The comments from Edmund Adamus, director of pastoral affairs at the diocese of Westminster and an adviser to the Most Rev Vincent Nichols, have angered gay rights and secularists groups and provoked embarrassment among the Catholic hierarchy weeks before the pope visits Britain.
Senior figures, including Lord Patten of Barnes, have been keen to stress that the UK, while secular, is not anti-Catholic and that the pope is not flying into hostile territory.
Adamus told the Catholic news agency Zenit there was an "aggressive anti-Catholic bias towards the church and the pontiff" in this country that exceeded even countries that violently persecuted Christians.

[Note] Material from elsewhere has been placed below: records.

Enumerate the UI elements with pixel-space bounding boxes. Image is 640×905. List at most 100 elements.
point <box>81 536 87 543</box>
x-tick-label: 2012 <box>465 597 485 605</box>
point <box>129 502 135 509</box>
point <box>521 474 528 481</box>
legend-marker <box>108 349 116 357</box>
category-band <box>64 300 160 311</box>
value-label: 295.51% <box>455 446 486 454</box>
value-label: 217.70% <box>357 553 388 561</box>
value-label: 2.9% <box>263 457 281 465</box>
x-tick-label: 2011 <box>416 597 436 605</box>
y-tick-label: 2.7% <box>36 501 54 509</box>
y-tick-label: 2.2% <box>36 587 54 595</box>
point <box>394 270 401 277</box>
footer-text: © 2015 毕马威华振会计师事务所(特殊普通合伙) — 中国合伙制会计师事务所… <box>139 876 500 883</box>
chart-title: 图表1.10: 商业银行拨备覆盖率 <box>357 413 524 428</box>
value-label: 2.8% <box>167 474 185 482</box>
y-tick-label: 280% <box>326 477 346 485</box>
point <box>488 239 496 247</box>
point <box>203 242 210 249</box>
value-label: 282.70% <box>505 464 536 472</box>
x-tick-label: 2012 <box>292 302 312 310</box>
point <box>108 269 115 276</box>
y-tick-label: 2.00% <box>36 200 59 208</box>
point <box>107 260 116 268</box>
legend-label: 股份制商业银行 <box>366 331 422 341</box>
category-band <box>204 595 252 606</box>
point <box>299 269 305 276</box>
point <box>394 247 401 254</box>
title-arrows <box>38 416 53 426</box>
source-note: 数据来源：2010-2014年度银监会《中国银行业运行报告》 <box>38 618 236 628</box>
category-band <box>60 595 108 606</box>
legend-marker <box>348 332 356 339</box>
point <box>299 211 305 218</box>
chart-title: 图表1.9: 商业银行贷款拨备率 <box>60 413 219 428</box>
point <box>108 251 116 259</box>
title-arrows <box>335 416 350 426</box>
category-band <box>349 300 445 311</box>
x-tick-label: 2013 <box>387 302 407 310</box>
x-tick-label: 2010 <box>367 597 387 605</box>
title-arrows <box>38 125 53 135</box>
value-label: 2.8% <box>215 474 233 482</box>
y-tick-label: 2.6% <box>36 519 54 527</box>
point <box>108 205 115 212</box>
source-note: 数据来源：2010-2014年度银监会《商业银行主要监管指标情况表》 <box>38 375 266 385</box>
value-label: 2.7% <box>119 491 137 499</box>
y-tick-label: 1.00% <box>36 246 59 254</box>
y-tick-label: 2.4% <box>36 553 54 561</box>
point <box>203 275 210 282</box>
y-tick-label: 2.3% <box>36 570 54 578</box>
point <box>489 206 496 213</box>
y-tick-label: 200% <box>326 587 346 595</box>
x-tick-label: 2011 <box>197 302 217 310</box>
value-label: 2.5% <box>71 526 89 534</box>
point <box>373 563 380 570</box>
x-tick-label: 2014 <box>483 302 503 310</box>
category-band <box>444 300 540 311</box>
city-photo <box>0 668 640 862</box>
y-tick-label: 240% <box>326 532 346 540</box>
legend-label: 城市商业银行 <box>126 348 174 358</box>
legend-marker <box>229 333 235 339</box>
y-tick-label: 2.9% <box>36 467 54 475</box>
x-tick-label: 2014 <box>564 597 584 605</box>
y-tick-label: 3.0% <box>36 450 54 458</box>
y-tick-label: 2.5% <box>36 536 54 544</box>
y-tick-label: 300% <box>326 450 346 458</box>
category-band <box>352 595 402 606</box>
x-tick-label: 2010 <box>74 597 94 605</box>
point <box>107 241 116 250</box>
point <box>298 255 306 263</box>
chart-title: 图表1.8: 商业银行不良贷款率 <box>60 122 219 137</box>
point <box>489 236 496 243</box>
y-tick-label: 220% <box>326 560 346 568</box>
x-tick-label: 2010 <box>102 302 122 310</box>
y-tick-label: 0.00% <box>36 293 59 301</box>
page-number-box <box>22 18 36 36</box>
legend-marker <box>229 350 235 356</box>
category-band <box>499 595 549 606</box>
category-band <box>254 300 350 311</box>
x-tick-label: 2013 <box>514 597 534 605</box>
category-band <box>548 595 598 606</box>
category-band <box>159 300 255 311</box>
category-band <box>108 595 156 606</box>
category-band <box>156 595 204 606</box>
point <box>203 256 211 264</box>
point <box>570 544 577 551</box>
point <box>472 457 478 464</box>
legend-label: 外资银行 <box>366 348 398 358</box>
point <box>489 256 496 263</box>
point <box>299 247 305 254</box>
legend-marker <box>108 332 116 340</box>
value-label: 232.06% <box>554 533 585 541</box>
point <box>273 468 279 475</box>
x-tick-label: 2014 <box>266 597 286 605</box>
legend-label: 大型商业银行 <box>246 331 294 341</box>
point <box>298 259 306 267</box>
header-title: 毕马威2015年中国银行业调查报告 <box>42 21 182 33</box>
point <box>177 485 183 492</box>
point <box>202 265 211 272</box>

"Historically, and continuing right now, Britain, and in particular, London, has been and is the geopolitical epicentre of the culture of death.
"Our laws and lawmakers for over 50 years or more have been the most permissively anti-life and progressively anti-family and marriage, in essence one of the most anti-Catholic landscapes, culturally speaking, than even those places where Catholics suffer open persecution."
He also talked about marriage and the role of men and women, urging Catholics to "exhibit counter-cultural signals against the selfish, hedonistic wasteland that is the objectification of women for sexual gratification."
"Britain in particular, with its ever-increasing commercialisation of sex, not to mention its permissive laws advancing the 'gay' agenda, is such a wasteland."
A spokesman for Nichols said the views expressed by Adamus "did not reflect the archbishop's opinions".
Ben Summerskill, from the gay rights group Stonewall, said the comments were "gratuitously offensive".
He told the Independent: "The gratuitously offensive comments being made by the archbishop's adviser are hardly likely to promote sensitive debate about respect for religion in the 21st century. You would think that, given its present status, the Roman Catholic church in Britain would be slightly more sensitive about wagging its finger at other people".